Что меня тянет в эту историю, когда мой короткий век уже исковеркан и осталось так мало жить, а кругом есть нечто непреходящее — это моя любовь, это дыхание моего удивительного существа, моей Любы, которой я ничего хорошего не сделал и, кроме беды, ей ничего, должно быть, не принесу. Это причудливое небо, которое я так люблю, слепящее у самого солнца, прохладное в ранние часы, когда утренние росы серебрятся на осенней траве, и закаты — розовые, голубые, кровавые и бледно-сиреневые, темно-бурые, на фоне которых сказочными чертогами возвышаются сосны, дубы и березы! А как я люблю все, что чарует душу в лесной тишине, на лугах, у реки, на полях, где так хочется сказать: "Вот это и есть самое лучшее в этом мире, а все остальное суррогаты".

История — это кровавая помойка злодеяний! Это тайная канцелярия доносов, расправ, пыток, конфискаций имущества, вынужденных признаний, казней, это скопище застенков разного образца, где истязают, приговаривая на разных языках, где пытают, пользуясь разными средствами, где молчат и умирают, кричат и умирают, плачут и умирают независимо от того, сделал ты признание под страхом следующих пыток или, пересилив свой страх, стоически промолчал.

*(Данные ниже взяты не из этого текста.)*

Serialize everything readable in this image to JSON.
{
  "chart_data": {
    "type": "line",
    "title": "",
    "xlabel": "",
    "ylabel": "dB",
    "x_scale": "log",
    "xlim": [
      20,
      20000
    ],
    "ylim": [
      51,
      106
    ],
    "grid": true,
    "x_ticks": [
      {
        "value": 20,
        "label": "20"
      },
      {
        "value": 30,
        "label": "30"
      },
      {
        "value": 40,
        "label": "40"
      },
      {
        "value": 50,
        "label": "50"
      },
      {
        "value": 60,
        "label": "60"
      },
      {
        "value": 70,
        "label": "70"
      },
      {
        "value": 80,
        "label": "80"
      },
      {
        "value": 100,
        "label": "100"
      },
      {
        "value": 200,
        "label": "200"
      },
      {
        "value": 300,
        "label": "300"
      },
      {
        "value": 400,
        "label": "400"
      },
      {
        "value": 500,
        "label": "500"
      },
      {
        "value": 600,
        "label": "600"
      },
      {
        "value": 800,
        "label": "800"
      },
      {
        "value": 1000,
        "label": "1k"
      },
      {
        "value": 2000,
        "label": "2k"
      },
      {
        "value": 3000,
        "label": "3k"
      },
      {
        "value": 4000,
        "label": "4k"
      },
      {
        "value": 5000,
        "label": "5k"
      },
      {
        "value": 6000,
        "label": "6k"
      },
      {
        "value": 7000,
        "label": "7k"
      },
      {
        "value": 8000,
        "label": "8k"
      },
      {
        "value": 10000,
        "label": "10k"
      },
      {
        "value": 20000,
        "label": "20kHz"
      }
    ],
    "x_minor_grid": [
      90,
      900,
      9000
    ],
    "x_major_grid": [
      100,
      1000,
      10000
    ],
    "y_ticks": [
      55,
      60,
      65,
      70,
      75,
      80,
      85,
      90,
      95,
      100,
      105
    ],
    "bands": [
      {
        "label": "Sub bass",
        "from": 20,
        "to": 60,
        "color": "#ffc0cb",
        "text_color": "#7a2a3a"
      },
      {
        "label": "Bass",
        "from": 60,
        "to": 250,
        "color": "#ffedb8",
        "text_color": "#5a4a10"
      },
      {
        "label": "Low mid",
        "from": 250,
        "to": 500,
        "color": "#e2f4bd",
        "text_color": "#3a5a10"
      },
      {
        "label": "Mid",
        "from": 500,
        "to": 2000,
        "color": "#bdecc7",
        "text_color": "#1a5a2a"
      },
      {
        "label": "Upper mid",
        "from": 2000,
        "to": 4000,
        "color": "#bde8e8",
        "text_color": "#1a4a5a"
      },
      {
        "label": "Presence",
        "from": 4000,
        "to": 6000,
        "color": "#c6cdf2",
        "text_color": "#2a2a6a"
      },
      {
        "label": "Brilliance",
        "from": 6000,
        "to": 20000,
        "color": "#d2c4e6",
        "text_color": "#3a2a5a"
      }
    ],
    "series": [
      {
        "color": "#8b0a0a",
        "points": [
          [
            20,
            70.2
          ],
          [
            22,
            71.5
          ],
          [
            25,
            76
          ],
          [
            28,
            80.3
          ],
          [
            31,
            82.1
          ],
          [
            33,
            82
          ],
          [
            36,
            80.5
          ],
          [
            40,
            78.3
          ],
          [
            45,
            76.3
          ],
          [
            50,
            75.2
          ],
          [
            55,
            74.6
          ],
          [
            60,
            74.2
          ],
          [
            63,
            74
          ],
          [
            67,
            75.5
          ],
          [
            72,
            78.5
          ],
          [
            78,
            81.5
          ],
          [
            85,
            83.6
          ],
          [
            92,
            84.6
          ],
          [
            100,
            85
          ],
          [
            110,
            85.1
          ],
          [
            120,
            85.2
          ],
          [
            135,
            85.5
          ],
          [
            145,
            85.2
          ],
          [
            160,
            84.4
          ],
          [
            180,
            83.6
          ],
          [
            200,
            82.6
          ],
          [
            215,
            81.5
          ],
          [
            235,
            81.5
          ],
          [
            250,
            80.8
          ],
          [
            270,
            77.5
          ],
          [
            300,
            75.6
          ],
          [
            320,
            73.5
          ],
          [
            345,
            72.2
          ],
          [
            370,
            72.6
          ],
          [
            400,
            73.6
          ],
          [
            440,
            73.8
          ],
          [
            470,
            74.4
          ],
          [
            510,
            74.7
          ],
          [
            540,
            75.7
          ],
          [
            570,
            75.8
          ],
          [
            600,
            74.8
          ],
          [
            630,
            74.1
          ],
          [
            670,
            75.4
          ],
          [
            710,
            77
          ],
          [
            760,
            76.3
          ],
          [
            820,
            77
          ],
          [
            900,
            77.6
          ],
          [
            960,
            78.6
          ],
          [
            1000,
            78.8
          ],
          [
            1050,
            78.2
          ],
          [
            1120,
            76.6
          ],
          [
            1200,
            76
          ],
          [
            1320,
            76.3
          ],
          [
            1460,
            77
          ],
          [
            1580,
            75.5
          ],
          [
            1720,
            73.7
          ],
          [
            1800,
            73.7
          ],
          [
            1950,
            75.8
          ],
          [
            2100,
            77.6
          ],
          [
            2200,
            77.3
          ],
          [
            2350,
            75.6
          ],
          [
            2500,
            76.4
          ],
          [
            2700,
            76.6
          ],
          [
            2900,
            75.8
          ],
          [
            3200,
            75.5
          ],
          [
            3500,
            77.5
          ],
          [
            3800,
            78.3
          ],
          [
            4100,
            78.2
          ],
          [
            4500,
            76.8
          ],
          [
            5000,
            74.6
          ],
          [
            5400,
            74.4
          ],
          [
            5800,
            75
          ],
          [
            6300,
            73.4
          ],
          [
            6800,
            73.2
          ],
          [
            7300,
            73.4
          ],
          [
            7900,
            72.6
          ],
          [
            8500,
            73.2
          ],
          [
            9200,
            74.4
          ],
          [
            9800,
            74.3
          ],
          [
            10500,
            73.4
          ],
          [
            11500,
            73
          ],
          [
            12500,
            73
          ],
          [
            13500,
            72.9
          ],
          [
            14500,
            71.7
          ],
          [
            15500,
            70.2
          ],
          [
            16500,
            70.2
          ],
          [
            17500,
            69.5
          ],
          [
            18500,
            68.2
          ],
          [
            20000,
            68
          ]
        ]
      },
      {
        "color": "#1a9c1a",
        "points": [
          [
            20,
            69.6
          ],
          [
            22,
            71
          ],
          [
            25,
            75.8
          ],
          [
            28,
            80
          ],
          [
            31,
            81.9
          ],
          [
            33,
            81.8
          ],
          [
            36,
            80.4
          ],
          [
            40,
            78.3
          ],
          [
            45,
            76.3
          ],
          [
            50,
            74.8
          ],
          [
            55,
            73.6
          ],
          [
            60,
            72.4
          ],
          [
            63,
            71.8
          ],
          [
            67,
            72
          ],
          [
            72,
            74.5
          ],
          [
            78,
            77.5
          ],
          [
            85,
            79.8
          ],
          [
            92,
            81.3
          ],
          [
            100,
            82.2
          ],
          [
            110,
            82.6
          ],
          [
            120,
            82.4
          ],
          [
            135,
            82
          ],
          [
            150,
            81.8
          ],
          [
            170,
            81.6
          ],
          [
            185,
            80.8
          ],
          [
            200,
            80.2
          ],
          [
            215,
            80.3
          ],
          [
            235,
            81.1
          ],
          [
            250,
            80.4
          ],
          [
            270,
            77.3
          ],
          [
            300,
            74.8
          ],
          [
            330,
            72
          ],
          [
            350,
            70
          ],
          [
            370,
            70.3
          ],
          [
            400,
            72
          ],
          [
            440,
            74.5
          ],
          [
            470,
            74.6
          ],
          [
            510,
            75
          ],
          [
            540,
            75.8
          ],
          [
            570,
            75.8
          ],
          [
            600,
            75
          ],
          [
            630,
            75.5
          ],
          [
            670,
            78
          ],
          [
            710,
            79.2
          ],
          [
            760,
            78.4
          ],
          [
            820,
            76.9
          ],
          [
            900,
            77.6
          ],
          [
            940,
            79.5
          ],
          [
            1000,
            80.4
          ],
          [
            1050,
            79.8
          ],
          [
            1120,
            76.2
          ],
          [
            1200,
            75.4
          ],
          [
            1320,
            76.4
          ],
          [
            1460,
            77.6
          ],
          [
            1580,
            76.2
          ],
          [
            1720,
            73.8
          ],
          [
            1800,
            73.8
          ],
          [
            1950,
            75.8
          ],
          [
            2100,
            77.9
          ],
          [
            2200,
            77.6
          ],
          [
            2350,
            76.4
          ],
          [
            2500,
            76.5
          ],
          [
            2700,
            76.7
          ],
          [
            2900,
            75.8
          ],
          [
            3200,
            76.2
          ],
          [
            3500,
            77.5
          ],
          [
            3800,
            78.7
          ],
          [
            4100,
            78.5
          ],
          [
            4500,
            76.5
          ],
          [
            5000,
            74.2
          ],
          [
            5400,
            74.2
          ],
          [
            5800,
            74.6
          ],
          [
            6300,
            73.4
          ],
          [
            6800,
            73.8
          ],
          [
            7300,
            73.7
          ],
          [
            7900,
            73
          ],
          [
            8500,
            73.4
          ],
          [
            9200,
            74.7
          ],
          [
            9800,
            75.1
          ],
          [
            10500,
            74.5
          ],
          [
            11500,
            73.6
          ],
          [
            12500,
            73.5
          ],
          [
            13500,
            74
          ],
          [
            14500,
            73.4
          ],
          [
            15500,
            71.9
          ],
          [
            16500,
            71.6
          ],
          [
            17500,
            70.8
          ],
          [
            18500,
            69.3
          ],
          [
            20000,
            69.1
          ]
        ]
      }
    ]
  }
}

Мои коллеги Лапшин, Никольский и Вселенский, мои несчастные знакомцы Раменский, Багамюк, Квакин, и новенькие — Сыропятов, Ивашечкин, Пугалкин, и их мучители Заруба, Орехов и Сидорчук — все кинулись в историю, все глубокомысленно решили: теперь-то раскрытое и развернутое обнаженное прошлое произнесет нам пророческие слова, покажет, как жить дальше. И создавалось впечатление, что этот совместный поиск столь разных людей будто бы и объединял, будто бы и подвигал к обретению истины, заполнял какой-то всегда существовавший вакуум. Мы, подобно многим людям, оказавшимся в вихре этого исторического циклона, кинулись в импровизированное лицедейство, сочиняли сценарии, разыгрывали спектакли, напропалую эксплуатируя материалы следствий, процессов, отбирая, казалось бы, совершенно необычные и такие правдоподобные, такие близкие по духу и по всему настрою сюжеты. Скажем, сюжет, в котором следователь на знаменитом процессе троцкистского блока обнаружил в заднем кармане брюк подследственного Рейнгольца, замечательного революционера, отважного человека, молитву. Дотошный следователь на этом факте заострил внимание, обнародовал эту деталь, чтобы безбожный мир хохотал и издевался над приговоренным: "Молитву зашил, а ведь партейный…"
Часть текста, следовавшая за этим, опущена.